“哦,那你等會兒讓人給你熬點藥吃吧!”夏千清不以為然,一個大老爺們兒,受了點風寒又要不了命,有什麼好擔心的。
然後又將看向明鑒,滿臉笑容的看著他,“敢問大師如何稱呼啊?”
明鑒微微一笑,“貧僧法號明鑒。”
“原來是明鑒大師啊!久仰大名?”夏千清爽朗的笑道,明鑒大師她當然聽說過,現任興國寺主持的年級最小的師弟。別看他年齡小,他在佛法方麵的悟性和天賦據說是百年難得一見的。他的師父也就是已經圓寂了的虛空大師曾經預言,他的成就很有可能會超過興國寺曆史最德高望重的仁智大師。
也因此,他雖然年級較小,但前來向他求簽問道的人從來都是絡繹不絕的,再加上他長相俊美,所以在東郯他也有一批他自己的忠實信徒,因而他在興國寺的地位也是僅次於主持師兄。

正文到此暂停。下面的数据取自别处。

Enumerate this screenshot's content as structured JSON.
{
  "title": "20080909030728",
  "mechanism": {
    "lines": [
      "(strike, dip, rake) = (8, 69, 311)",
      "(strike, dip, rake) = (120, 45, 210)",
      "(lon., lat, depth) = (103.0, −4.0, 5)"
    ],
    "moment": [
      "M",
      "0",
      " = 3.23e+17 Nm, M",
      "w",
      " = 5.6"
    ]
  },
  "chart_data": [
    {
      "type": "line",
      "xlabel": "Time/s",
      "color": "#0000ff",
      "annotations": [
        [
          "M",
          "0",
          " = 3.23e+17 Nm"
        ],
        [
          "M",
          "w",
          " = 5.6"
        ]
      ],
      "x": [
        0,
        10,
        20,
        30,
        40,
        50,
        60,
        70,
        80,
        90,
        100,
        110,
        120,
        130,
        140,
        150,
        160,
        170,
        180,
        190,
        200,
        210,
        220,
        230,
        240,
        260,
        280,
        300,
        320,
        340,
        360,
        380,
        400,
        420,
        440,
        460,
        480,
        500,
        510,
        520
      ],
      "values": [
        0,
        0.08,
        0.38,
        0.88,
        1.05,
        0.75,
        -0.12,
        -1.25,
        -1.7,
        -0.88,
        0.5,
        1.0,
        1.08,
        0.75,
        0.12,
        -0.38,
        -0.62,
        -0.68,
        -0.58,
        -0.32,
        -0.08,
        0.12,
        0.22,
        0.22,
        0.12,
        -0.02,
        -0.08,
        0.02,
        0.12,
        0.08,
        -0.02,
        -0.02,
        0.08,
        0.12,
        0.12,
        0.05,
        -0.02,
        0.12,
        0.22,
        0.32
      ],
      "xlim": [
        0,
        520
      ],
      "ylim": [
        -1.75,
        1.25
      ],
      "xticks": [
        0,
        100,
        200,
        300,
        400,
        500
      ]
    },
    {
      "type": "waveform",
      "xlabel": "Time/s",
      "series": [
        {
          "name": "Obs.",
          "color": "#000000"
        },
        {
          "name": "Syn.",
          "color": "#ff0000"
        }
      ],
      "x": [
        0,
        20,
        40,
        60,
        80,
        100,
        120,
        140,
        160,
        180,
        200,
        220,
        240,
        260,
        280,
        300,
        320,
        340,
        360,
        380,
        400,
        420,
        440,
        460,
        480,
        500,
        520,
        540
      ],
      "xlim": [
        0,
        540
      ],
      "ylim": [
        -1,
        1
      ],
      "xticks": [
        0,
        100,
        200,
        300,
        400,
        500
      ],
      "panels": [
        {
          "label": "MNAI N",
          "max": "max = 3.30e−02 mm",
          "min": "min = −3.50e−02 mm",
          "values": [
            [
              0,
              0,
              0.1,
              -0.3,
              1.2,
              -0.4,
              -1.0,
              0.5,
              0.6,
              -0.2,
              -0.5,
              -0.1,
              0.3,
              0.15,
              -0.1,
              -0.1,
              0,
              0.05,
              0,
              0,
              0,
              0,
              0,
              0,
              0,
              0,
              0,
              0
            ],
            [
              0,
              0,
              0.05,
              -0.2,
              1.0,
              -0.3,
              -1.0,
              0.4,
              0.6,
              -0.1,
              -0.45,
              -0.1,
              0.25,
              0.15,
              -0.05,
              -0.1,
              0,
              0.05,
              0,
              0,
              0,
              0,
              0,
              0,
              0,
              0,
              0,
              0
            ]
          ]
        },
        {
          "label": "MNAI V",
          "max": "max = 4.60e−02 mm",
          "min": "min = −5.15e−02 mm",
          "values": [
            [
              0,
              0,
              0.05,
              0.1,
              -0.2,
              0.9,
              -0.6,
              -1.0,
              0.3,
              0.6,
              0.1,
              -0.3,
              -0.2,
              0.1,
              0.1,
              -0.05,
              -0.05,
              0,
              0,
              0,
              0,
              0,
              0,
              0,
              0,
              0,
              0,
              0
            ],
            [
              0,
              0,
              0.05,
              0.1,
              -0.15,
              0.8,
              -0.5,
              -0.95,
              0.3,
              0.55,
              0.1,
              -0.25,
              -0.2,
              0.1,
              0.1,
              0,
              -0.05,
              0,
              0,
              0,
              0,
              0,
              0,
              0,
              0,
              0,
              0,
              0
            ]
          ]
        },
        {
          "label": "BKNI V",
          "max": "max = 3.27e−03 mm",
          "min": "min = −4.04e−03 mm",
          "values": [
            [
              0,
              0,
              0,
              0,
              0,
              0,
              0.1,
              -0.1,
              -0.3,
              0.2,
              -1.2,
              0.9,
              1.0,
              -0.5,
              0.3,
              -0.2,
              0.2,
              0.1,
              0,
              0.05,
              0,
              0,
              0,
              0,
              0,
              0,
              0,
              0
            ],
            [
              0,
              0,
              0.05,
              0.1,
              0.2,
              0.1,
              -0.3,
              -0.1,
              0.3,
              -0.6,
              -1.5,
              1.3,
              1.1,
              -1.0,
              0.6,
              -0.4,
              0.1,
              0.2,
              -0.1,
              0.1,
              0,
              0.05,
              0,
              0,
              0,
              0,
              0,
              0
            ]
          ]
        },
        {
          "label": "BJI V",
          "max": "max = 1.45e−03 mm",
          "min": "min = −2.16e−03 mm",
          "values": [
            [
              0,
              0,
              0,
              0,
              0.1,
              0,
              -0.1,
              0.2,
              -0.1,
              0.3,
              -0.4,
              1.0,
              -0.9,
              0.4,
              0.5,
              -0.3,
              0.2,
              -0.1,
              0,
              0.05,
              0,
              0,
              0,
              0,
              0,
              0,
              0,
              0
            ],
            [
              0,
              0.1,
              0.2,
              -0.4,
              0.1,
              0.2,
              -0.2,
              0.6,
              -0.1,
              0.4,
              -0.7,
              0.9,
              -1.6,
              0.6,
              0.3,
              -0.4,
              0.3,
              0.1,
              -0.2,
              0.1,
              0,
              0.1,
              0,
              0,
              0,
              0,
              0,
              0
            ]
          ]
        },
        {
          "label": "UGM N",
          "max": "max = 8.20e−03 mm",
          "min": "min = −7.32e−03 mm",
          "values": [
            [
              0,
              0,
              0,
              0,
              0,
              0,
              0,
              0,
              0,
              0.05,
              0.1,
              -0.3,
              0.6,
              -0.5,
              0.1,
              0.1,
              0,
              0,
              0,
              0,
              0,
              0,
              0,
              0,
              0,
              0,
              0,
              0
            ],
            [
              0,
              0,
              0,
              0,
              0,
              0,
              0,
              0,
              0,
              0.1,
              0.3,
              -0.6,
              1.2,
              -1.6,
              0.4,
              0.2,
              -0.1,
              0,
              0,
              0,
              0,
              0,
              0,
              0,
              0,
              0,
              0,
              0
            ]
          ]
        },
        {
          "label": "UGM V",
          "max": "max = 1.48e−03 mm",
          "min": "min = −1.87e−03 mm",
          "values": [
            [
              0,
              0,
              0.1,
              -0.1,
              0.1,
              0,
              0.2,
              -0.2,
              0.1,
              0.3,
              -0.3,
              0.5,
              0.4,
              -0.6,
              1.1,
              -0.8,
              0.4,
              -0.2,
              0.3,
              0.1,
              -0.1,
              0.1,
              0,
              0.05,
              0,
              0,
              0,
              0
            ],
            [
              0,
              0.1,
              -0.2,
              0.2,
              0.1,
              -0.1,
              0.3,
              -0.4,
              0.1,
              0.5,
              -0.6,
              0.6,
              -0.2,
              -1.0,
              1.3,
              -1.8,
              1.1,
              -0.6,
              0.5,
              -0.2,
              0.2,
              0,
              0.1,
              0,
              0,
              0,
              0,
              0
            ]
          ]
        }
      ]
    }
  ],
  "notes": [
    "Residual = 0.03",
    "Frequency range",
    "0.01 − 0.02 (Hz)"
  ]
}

“女施主過獎了。”明鑒笑容不變的回答,好似沒有看到對麵好友暗含警告的眼神。“如果貧僧所猜不錯的話,姑娘應該是嵐山學宮夏宮主的嫡傳弟子夏千清夏姑娘吧!”
“大師睿智。”夏千清大方承認,雖然紀瑾辰這家夥有時有些不做人,但該有的原則還是有的,他信任的人應該沒有什麼問題。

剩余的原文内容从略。